В девять, по бою часов, папа – как тот жемайтис из анекдота – поднялся:
– Кушайте, гости дорогие, пейте – не забывайте, а мне в стадо пора. Коровок доить.
В окно я видел, как он, шатаясь, уехал на стареньком велосипеде.
Литовцы запели.
В одиннадцать шофер объявил, что пора. Машина начальника оказалась грузовиком. В кузове уже стояло десятка три молодых цветастых. Начальник и Витас под руки подвели шофера к кабине. Витас потянулся к дверце, и шофер рухнул. Его с трудом упихнули за баранку.

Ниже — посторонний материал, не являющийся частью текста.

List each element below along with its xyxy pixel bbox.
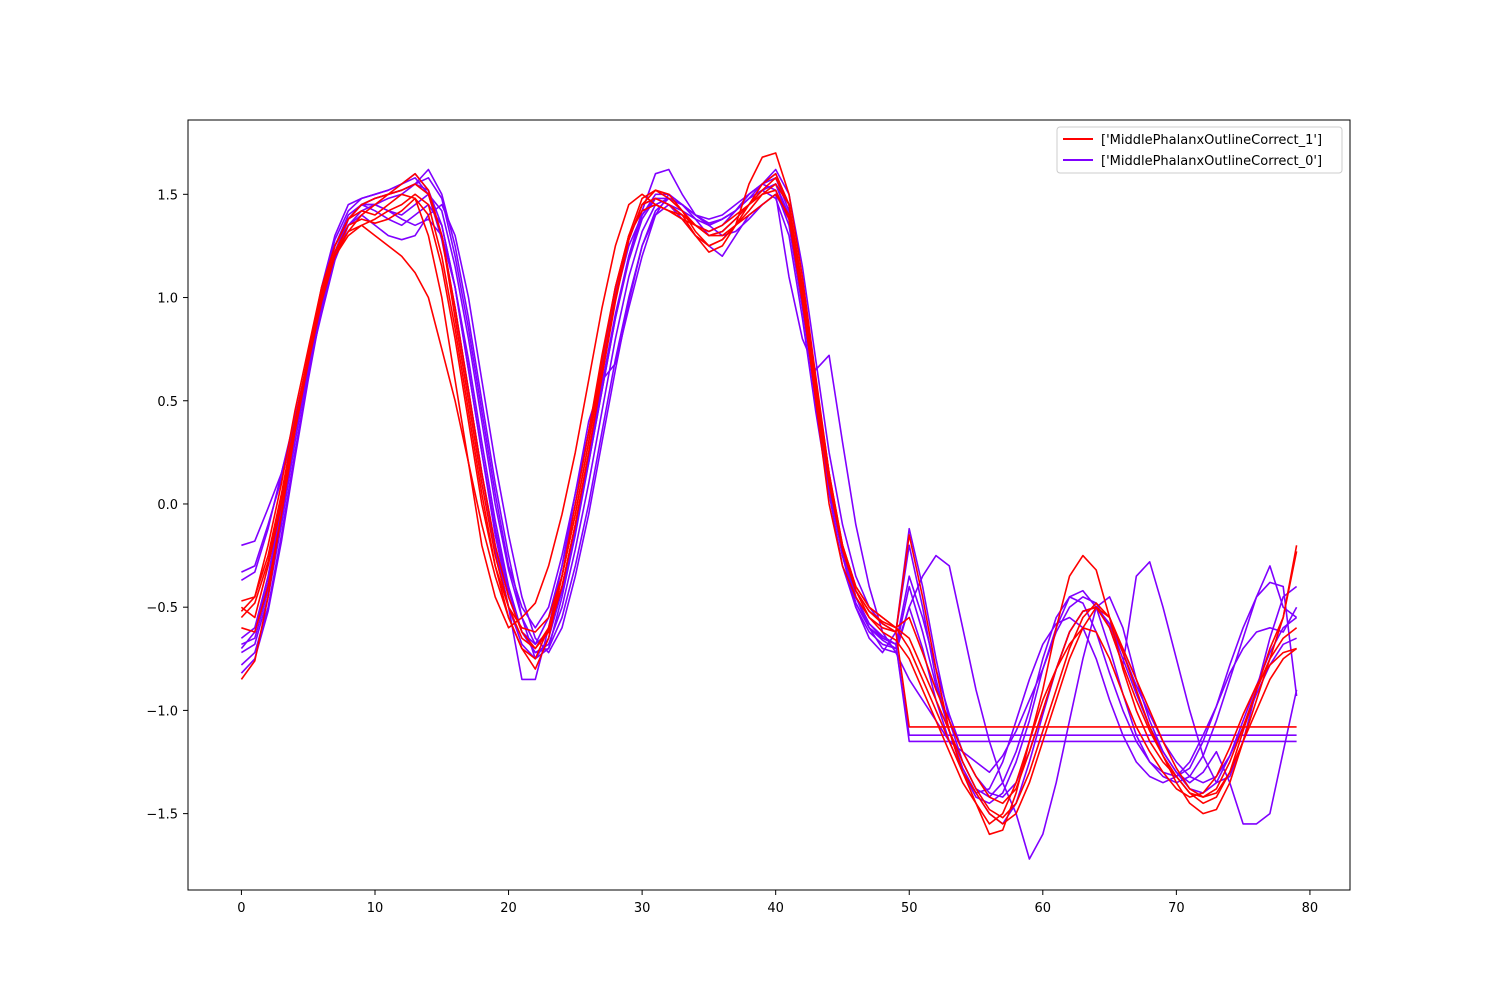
y-tick-label: 0.0 <box>157 498 178 513</box>
series-line-class-1-5 <box>240 189 1297 825</box>
y-tick-label: 0.5 <box>157 395 178 410</box>
x-tick-label: 60 <box>1035 901 1052 916</box>
y-tick-label: −1.5 <box>146 808 178 823</box>
y-tick-label: −1.0 <box>146 704 178 719</box>
x-tick-label: 70 <box>1168 901 1185 916</box>
series-layer <box>240 152 1298 860</box>
legend-label-class-1: ['MiddlePhalanxOutlineCorrect_1'] <box>1101 133 1322 148</box>
legend-box <box>1056 126 1343 174</box>
x-axis: 0 10 20 30 40 50 60 70 80 <box>237 890 1318 916</box>
x-tick-label: 20 <box>500 901 517 916</box>
legend: ['MiddlePhalanxOutlineCorrect_1'] ['Midd… <box>1056 126 1343 174</box>
x-tick-label: 0 <box>237 901 245 916</box>
x-tick-label: 40 <box>767 901 784 916</box>
y-tick-label: 1.0 <box>157 292 178 307</box>
series-line-class-1-0 <box>240 172 1297 728</box>
x-tick-label: 80 <box>1302 901 1319 916</box>
x-tick-label: 50 <box>901 901 918 916</box>
y-tick-label: −0.5 <box>146 601 178 616</box>
x-tick-label: 30 <box>634 901 651 916</box>
y-axis: −1.5 −1.0 −0.5 0.0 0.5 1.0 1.5 <box>146 188 188 823</box>
series-line-class-1-4 <box>241 177 1298 805</box>
series-line-class-1-1 <box>240 193 1298 825</box>
y-tick-label: 1.5 <box>157 188 178 203</box>
series-line-class-0-12 <box>240 177 1297 743</box>
x-tick-label: 10 <box>367 901 384 916</box>
series-line-class-0-10 <box>240 189 1298 794</box>
legend-label-class-0: ['MiddlePhalanxOutlineCorrect_0'] <box>1101 154 1322 169</box>
plot-area-frame <box>187 119 1351 891</box>
series-line-class-1-2 <box>240 183 1298 819</box>
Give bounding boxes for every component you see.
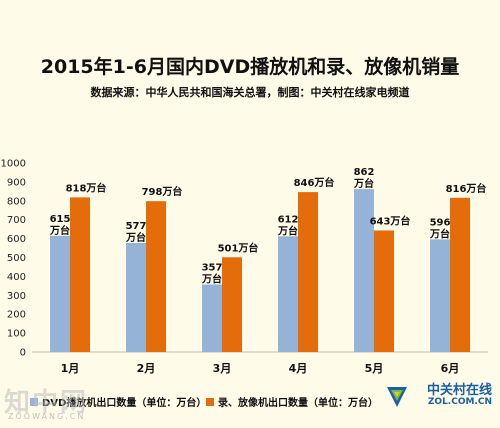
- y-tick-label: 300: [7, 291, 26, 302]
- data-label: 357 万台: [201, 263, 222, 286]
- bar-vcr: [146, 201, 166, 352]
- zol-logo-icon: [387, 387, 407, 407]
- y-tick-label: 1000: [1, 159, 26, 170]
- legend-swatch-dvd: [30, 397, 38, 406]
- legend-swatch-vcr: [206, 397, 214, 406]
- x-tick-label: 4月: [289, 362, 308, 375]
- x-tick-label: 2月: [137, 362, 156, 375]
- legend-item-vcr: 录、放像机出口数量（单位：万台）: [206, 394, 378, 409]
- bar-dvd: [202, 284, 222, 352]
- data-label: 816万台: [446, 182, 487, 195]
- data-label: 577 万台: [125, 221, 146, 244]
- data-label: 846万台: [294, 176, 335, 189]
- x-tick-label: 6月: [441, 362, 460, 375]
- bar-dvd: [50, 235, 70, 352]
- y-tick-label: 900: [7, 177, 26, 188]
- chart-subtitle: 数据来源：中华人民共和国海关总署，制图：中关村在线家电频道: [90, 86, 410, 99]
- chart-title: 2015年1-6月国内DVD播放机和录、放像机销量: [40, 56, 460, 78]
- data-label: 798万台: [142, 185, 183, 198]
- y-tick-label: 600: [7, 234, 26, 245]
- y-tick-label: 700: [7, 215, 26, 226]
- y-tick-label: 400: [7, 272, 26, 283]
- bar-vcr: [70, 197, 90, 352]
- bar-dvd: [278, 236, 298, 352]
- y-tick-label: 500: [7, 253, 26, 264]
- watermark-left-sub: ZOOWANG.CN: [8, 412, 86, 421]
- data-label: 643万台: [370, 214, 411, 227]
- y-tick-label: 200: [7, 310, 26, 321]
- x-tick-label: 5月: [365, 362, 384, 375]
- legend-label-vcr: 录、放像机出口数量（单位：万台）: [218, 398, 378, 409]
- y-tick-label: 800: [7, 196, 26, 207]
- data-label: 612 万台: [277, 214, 298, 237]
- y-tick-label: 0: [20, 348, 26, 359]
- bar-dvd: [126, 242, 146, 352]
- data-label: 818万台: [66, 181, 107, 194]
- y-tick-label: 100: [7, 329, 26, 340]
- bar-vcr: [450, 197, 470, 352]
- watermark-right-en: ZOL.COM.CN: [427, 397, 492, 408]
- bar-vcr: [374, 230, 394, 352]
- chart-legend: DVD播放机出口数量（单位：万台） 录、放像机出口数量（单位：万台）: [0, 390, 500, 410]
- bar-vcr: [222, 257, 242, 352]
- bar-vcr: [298, 192, 318, 352]
- watermark-right-cn: 中关村在线: [426, 383, 492, 398]
- watermark-left: 知中网: [4, 388, 89, 418]
- bar-dvd: [430, 239, 450, 352]
- watermark-right: 中关村在线 ZOL.COM.CN: [426, 383, 492, 408]
- bar-dvd: [354, 189, 374, 352]
- data-label: 596 万台: [429, 217, 450, 240]
- x-tick-label: 1月: [61, 362, 80, 375]
- data-label: 615 万台: [49, 214, 70, 237]
- legend-label-dvd: DVD播放机出口数量（单位：万台）: [42, 398, 207, 409]
- legend-item-dvd: DVD播放机出口数量（单位：万台）: [30, 394, 206, 409]
- data-label: 501万台: [218, 241, 259, 254]
- data-label: 862 万台: [353, 167, 374, 190]
- x-tick-label: 3月: [213, 362, 232, 375]
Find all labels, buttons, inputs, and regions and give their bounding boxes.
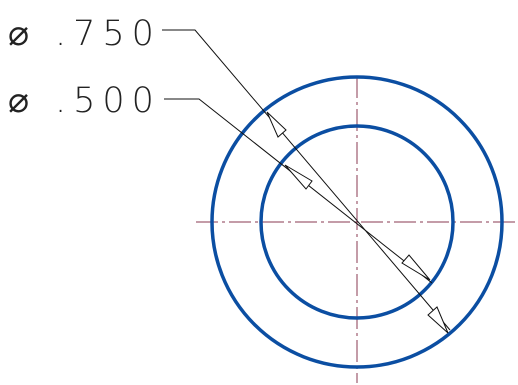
outer-circle: [210, 75, 504, 369]
arrowhead-750-upper: [266, 111, 287, 138]
dimension-label-750: ⌀ .750: [8, 14, 161, 54]
diameter-value-500: .500: [55, 81, 161, 121]
inner-circle: [259, 124, 455, 320]
leader-line-500: [164, 98, 433, 284]
arrowhead-500-upper: [284, 164, 313, 190]
arrowhead-750-lower: [427, 306, 449, 334]
arrowhead-500-lower: [401, 254, 431, 281]
diameter-symbol-500: ⌀: [8, 81, 36, 121]
diameter-value-750: .750: [55, 14, 161, 54]
dimension-label-500: ⌀ .500: [8, 81, 161, 121]
diameter-symbol-750: ⌀: [8, 14, 36, 54]
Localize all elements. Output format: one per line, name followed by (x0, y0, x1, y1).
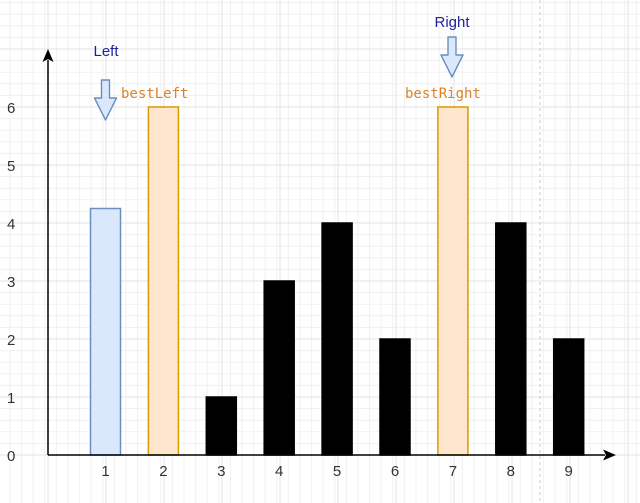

– Здесь шофер всегда пьяный, никто еще не разбился, – крикнула из кузова Люся.
Грузовик рванулся во мрак. За ним долго тянулось:
Мы оставались к утренней мессе.
– Гости дорогие, я с вами уже прощаюсь, – вступил папа. – Завтра ни свет ни заря в Плунге картошку везу – председатель машину дал.
Ватикан,
Папе Иоанну Павлу Второму
Ваше Святейшество,
именно Вам, может быть, пригодится мое свидетельство.
Летом 1963 года в Жемайтийской Кальварии я видел необыкновенного священнослужителя.
Отец По́вилас Пуки́с долгое время был настоятелем здешнего знаменитого храма. После войны он десять лет отбыл на Воркуте – донесли, что отпевал лесных. По его словам, туже всего пришлось в Бурятии, где не было ни соотечественников, ни Писания.
В Кальварии он слишком многих крестил и венчал. Люди собрали ему на собственный домик и перевезли из дома для престарелых в Бурятии. Он прямо сказал, что приехал домой умирать и уже положил на кладбище плиту. Теперь он был алтаристом на вольных хлебах и в случае надобности служил за настоятеля.
И в Кальварии, и в Паланге, где он был во время войны, его считали святым. По тому потрясению, которое я испытал от самого его присутствия, я тоже уверен, что он – святой.